Veteran Pacers fans remember the legendary playoff moments in the franchise's history. Such as the games that won championships in the ABA, Reggie Miller's moments in Madison Square Garden, or Travis Best's three-pointer that saved the final game of the first-round series with Milwaukee and sparked the trip to the NBA Finals in 2000.
Beneath the veneer of the obvious, though, there are equally impressive performances and equally dramatic games that would be remembered just as clearly if the timing had been more favorable – perhaps if they had come in the close-out game of a series, or in a later series, or, in the case of the ABA, in a modern media environment.
They are the Hidden Gems of the Pacers' playoff history. Here, in chronological order, are 10 games, or moments, that deserve to have the dust blown away so they can live again in our memories.
1. 1969 ABA Eastern Conference First-Round Series, Game 2
Date: April 9, 1969 Result: Pacers 120, Kentucky 115/>
The Pacers and Kentucky Colonels “enjoyed” an intense I-65 rivalry in the ABA days, busing back and forth to play one another 27 times in playoff games. It would have been more often, but officials from the two teams maneuvered to move the Pacers to the Western Division after the 1969-70 season so they wouldn't butt heads until the finals.
It was probably a good thing. Had they met more often, one can only guess at the havoc that would have been wreaked.
The Pacers lost the final game of their 1968-69 regular season in Kentucky, and then lost their playoff opener to the Colonels six days later at the Fairgrounds Coliseum. So, they were a desperate team when they met again the following night, on April 9. They pulled out a 120-115 victory – the first postseason win in franchise history – and one that, according to the Indianapolis Star, featured the “wildest Coliseum brawl since the days of Floyd Patterson.”

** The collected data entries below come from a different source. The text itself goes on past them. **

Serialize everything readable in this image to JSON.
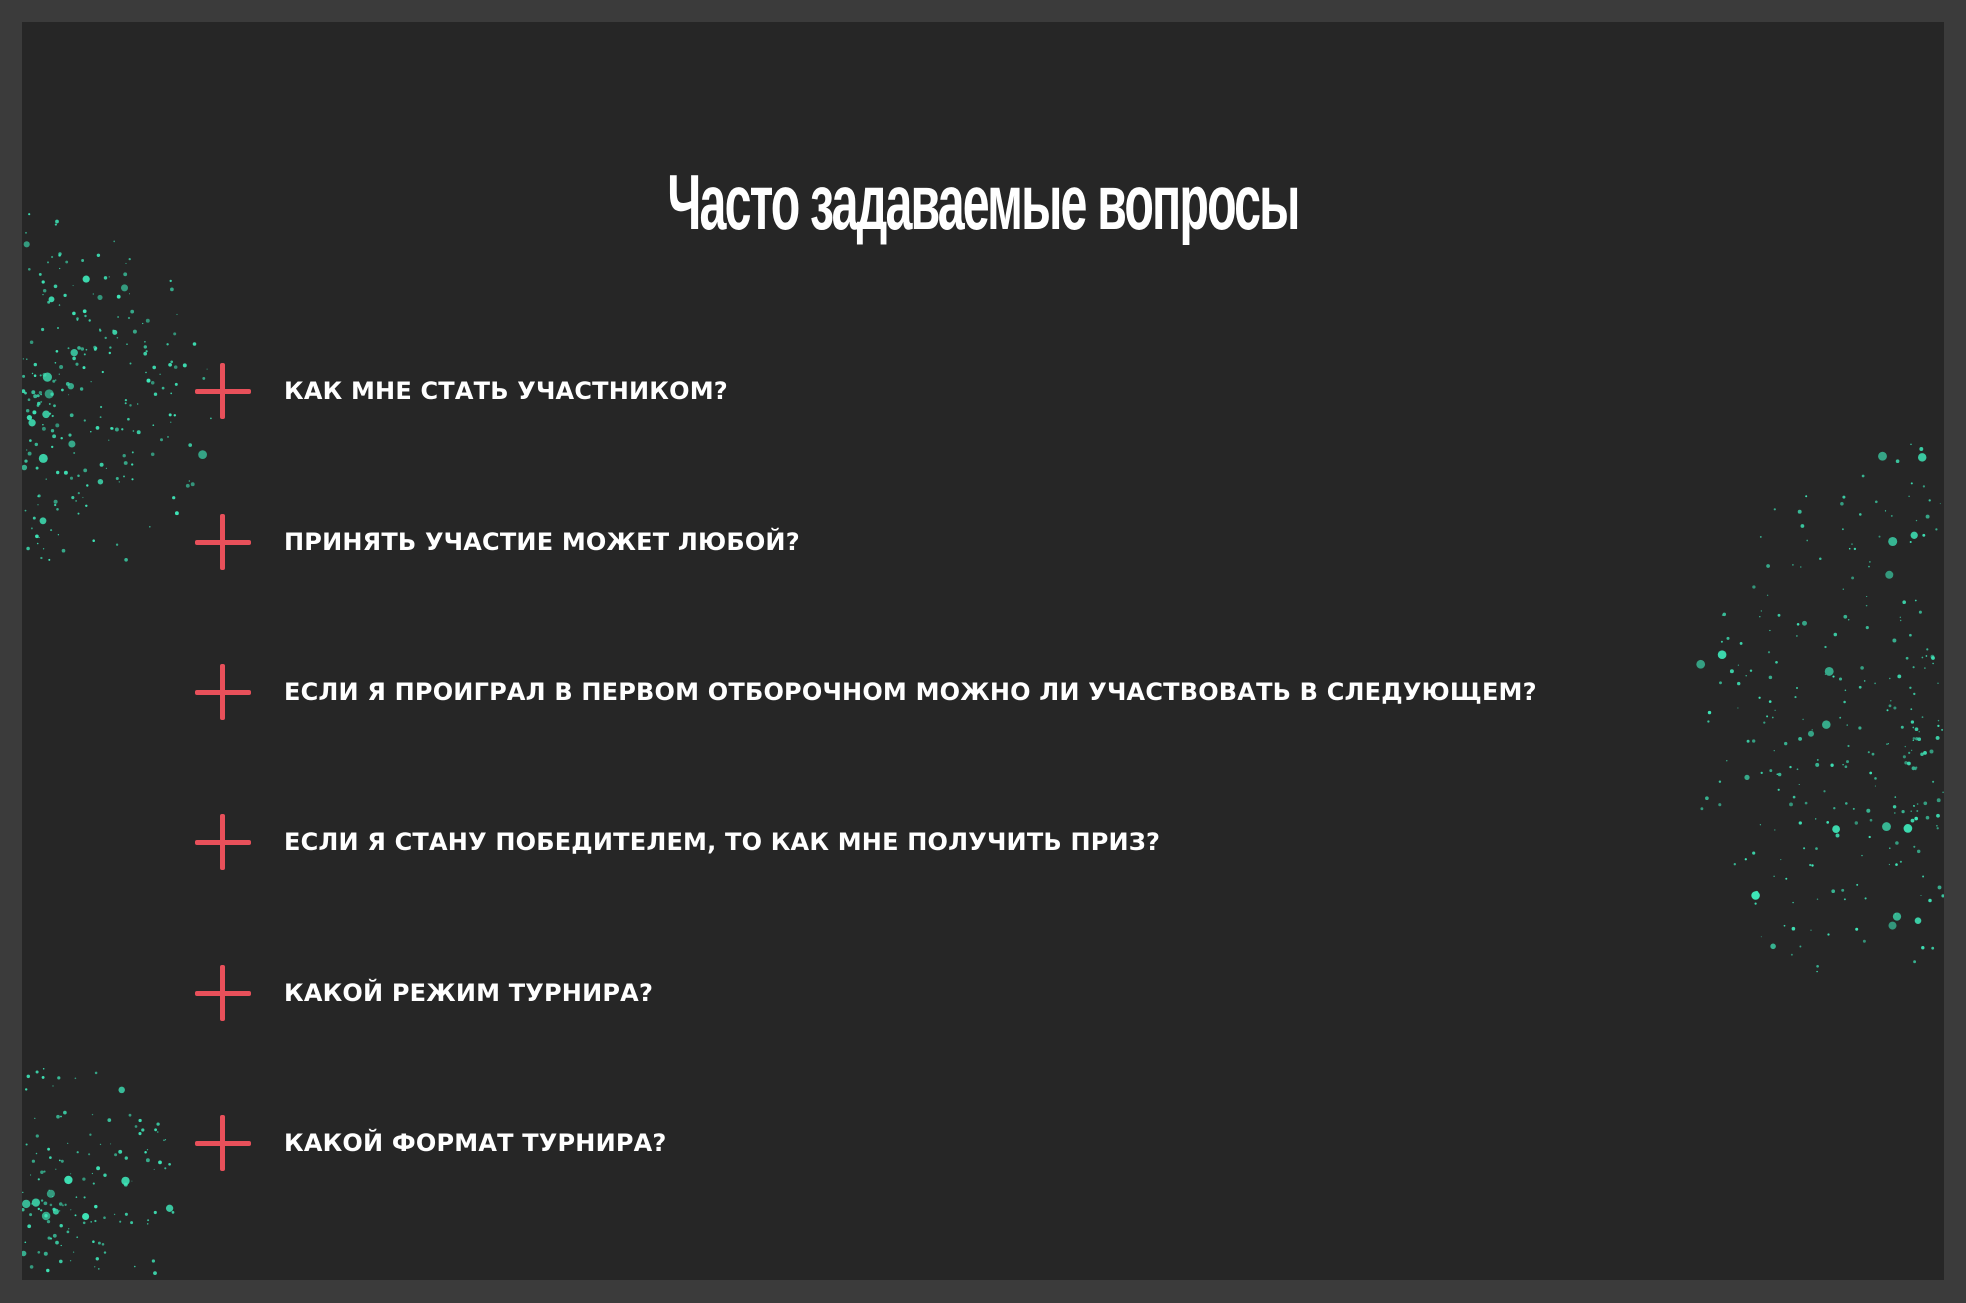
{
  "page": {
    "title": "Часто задаваемые вопросы"
  },
  "faq": {
    "items": [
      {
        "question": "КАК МНЕ СТАТЬ УЧАСТНИКОМ?"
      },
      {
        "question": "ПРИНЯТЬ УЧАСТИЕ МОЖЕТ ЛЮБОЙ?"
      },
      {
        "question": "ЕСЛИ Я ПРОИГРАЛ В ПЕРВОМ ОТБОРОЧНОМ МОЖНО ЛИ УЧАСТВОВАТЬ В СЛЕДУЮЩЕМ?"
      },
      {
        "question": "ЕСЛИ Я СТАНУ ПОБЕДИТЕЛЕМ, ТО КАК МНЕ ПОЛУЧИТЬ ПРИЗ?"
      },
      {
        "question": "КАКОЙ РЕЖИМ ТУРНИРА?"
      },
      {
        "question": "КАКОЙ ФОРМАТ ТУРНИРА?"
      }
    ],
    "expand_icon": "plus-icon"
  },
  "colors": {
    "page_border": "#3b3b3b",
    "panel_background": "#262626",
    "accent_plus": "#e8505a",
    "splatter": "#3ee6b8",
    "text": "#ffffff"
  }
}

The game was delayed for about five minutes when, with 4:17 left, Colonels center Jim Caldwell gave a hard foul to Mel Daniels as he drove to the basket. Daniels retaliated with an elbow, the two squared off, and the benches cleared. The Pacers' backup center, George Peeples, was one of the first to arrive, and landed a punch on Caldwell. Daniels got in a clean shot of his own, which was captured in a photograph in the following day's Star. The afternoon News ran another close-up shot of the melee. The brawl eventually extended to the stands on the south end of the court, and might have involved some fans according to the newspaper accounts.
“It came to the point where I got tired of being pushed by Caldwell,” Daniels said after the game. “He's been doing it all season.”
Just to prove how differently fights were regarded in those days, nobody was ejected from the game. Daniels wasn't even assessed a technical foul, a sore point with the Colonels afterward. Peeples and Caldwell were charged with technicals, though, and the Pacers gained a point as a result, as Freddie Lewis hit his free throw and Darrel Carrier missed his.
The fight also energized the Pacers, who managed to close out the victory despite the Colonels hitting 15-of-21 shots in the fourth quarter.
“Tonight the guys really stuck together,” said backup guard Bobby Joe Hooper, who injured his left hand in the brawl. “Maybe the fight was what we needed.”
Roger Brown turned in the first of what would become almost routine clutch playoff performances by scoring 15 of his 35 points in the fourth quarter. Lewis, playing all 48 minutes, scored 28 points, and Bob Netolicky had 25 points and 11 rebounds.
Kentucky came back to win the next two games to take a 3-1 lead, but the Pacers rallied to win the final three games of the series, each one of them by at least nine points. The Game 7 victory at the Coliseum was witnessed by a record crowd, 11,005. The players received a one-minute standing ovation at the start of the game and coach Slick Leonard was carried off the court by his players at the end.
That victory sent the Pacers to a second-round series with Miami, but the Coliseum was already booked for other events. So the first two home games were played at Anderson High School's WigWam, and the fifth game, in which the Pacers wrapped up the series, was played at Indiana Central (now the University of Indianapolis).
The Pacers went on to play Oakland for the ABA title, but lost that series 4-1. They were a year away from being ready to win a championship, but that “hard-fought” victory over the Colonels on April 9 had established the mindset that would bring three of them.